2.  My dear husband, who will do anything for me, abided by my request to go through Autism Testing.  (The conversation went a lot like "You are a self-centered bastard.  You need to get tested, because if there is a REASON you are a self-centered bastard, we might be able to work on it.  But if there isn't, you are out of here 'cause I cant take any more."  Yes, people, I'm THAT mean to Pitman on a regular basis and that is one reason why you always need to know both sides of the story).  Well, after a few appointments it has been confirmed that Robert is, indeed, on the Autism Spectrum. 

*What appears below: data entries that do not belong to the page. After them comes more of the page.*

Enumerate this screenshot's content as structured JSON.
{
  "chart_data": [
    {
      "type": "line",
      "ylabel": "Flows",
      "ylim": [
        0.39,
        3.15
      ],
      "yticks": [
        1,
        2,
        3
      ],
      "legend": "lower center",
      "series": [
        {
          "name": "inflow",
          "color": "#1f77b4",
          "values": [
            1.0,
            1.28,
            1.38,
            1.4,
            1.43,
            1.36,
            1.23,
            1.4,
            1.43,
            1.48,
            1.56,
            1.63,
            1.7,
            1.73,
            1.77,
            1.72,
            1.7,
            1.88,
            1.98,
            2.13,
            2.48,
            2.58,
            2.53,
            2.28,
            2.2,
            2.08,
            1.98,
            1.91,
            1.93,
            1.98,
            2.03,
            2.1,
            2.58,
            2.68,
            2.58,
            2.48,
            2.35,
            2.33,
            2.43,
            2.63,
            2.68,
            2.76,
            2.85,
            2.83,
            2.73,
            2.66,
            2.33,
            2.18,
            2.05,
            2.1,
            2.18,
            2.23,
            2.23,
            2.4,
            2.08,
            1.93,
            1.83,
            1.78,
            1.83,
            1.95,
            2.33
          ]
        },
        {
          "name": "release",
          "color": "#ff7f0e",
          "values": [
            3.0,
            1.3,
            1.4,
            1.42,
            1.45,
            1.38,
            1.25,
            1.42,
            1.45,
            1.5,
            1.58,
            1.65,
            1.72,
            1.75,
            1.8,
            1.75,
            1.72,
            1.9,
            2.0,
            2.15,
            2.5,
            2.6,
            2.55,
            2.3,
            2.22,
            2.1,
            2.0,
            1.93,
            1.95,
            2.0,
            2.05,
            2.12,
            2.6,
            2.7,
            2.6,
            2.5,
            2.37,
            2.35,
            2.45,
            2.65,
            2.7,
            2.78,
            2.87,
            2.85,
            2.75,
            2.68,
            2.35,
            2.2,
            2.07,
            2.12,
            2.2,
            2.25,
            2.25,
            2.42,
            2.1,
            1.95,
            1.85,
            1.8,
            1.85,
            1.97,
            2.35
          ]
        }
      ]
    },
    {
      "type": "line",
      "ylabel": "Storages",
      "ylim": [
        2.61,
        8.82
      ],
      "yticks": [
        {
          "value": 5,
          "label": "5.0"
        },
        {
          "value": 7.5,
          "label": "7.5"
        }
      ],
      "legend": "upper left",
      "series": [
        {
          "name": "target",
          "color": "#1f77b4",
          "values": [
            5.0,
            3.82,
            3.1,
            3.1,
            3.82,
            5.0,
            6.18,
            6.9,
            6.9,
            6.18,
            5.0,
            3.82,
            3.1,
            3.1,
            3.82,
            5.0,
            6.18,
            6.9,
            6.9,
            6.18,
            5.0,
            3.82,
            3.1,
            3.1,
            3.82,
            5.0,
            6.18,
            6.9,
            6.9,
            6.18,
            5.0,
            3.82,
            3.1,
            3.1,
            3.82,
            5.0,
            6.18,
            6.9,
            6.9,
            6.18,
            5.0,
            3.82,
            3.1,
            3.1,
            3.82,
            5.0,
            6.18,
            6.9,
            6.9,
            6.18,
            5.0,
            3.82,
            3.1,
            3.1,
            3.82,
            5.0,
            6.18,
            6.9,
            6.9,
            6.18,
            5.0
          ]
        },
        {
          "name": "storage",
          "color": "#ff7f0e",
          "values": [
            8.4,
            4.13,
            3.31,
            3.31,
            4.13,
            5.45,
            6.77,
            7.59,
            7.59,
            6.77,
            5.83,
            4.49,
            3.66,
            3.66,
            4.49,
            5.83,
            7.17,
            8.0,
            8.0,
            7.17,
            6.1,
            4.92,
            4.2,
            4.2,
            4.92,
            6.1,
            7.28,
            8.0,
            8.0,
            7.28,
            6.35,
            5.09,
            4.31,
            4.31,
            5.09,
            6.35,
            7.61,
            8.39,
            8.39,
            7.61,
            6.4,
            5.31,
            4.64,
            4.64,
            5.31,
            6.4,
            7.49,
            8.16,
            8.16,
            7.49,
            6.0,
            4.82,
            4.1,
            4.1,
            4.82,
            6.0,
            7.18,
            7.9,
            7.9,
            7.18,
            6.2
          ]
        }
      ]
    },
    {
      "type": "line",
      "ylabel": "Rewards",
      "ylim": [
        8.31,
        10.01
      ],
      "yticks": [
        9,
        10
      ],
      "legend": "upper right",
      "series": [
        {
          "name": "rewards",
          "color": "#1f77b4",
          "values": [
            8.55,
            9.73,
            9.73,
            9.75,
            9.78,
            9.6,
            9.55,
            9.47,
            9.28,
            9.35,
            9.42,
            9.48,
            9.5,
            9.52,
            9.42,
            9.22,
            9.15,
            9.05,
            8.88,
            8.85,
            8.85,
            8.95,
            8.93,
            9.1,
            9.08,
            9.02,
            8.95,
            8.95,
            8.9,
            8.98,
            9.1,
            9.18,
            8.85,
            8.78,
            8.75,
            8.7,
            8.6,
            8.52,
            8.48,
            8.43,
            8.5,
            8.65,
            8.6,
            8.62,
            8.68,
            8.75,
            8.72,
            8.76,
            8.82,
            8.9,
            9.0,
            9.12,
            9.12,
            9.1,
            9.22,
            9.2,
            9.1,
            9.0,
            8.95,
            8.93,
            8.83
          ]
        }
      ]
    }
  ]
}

3.  Even though I've suspected it, just like when I got the official diagnoses on Cassie, it was still a kick in the stomach.  Robert is also just coming to terms with it, and things around here have been amazing.  We are remaining in counseling and finding out how to bring about our marriage in this new light.  Its possible, but it wont be easy.  Cynthia believes we are an amazing couple and that we will definitely make it.

4.  Robert will be spending Thanksgiving with his parents and staying the rest of the weekend with hunting buddies.  No, I am NOT upset with this.  I'm a little sad, yes, but its all for the best.  I will be going to my mothers and seeing my older children.  I might even have Steve & Dani with me for part of the weekend!!!!  This is NOT an instance of Rob being an asshole.  Trust me, the world would know if it was that. 

In closing, I will ask that you not judge our marriage or the decisions we make as a couple.  He is ASD, I am NT (NeuroTypical) and we are raising an ASD child.  There is absolutely NOTHING in our lives that can be considered "Normal".  Besides, as my Mom says a lot, "Can you define normal?"  Some of our decisions will make me happy, and some will not.  If I bitch, which I will, please know that I'm just letting off steam.  Just know we are very happy to know what it is we are facing and battling, and we know we are blessed to have that much going for us.  And I promise I'll go back to writing more regularly and that it will be more humorous than this one.  But sometimes life is serious and Steve once told me that I don't have to laugh at everything, because seeing barbed-wire fencing around a car dealership while lost in Newark, is NOT FUNNY!!!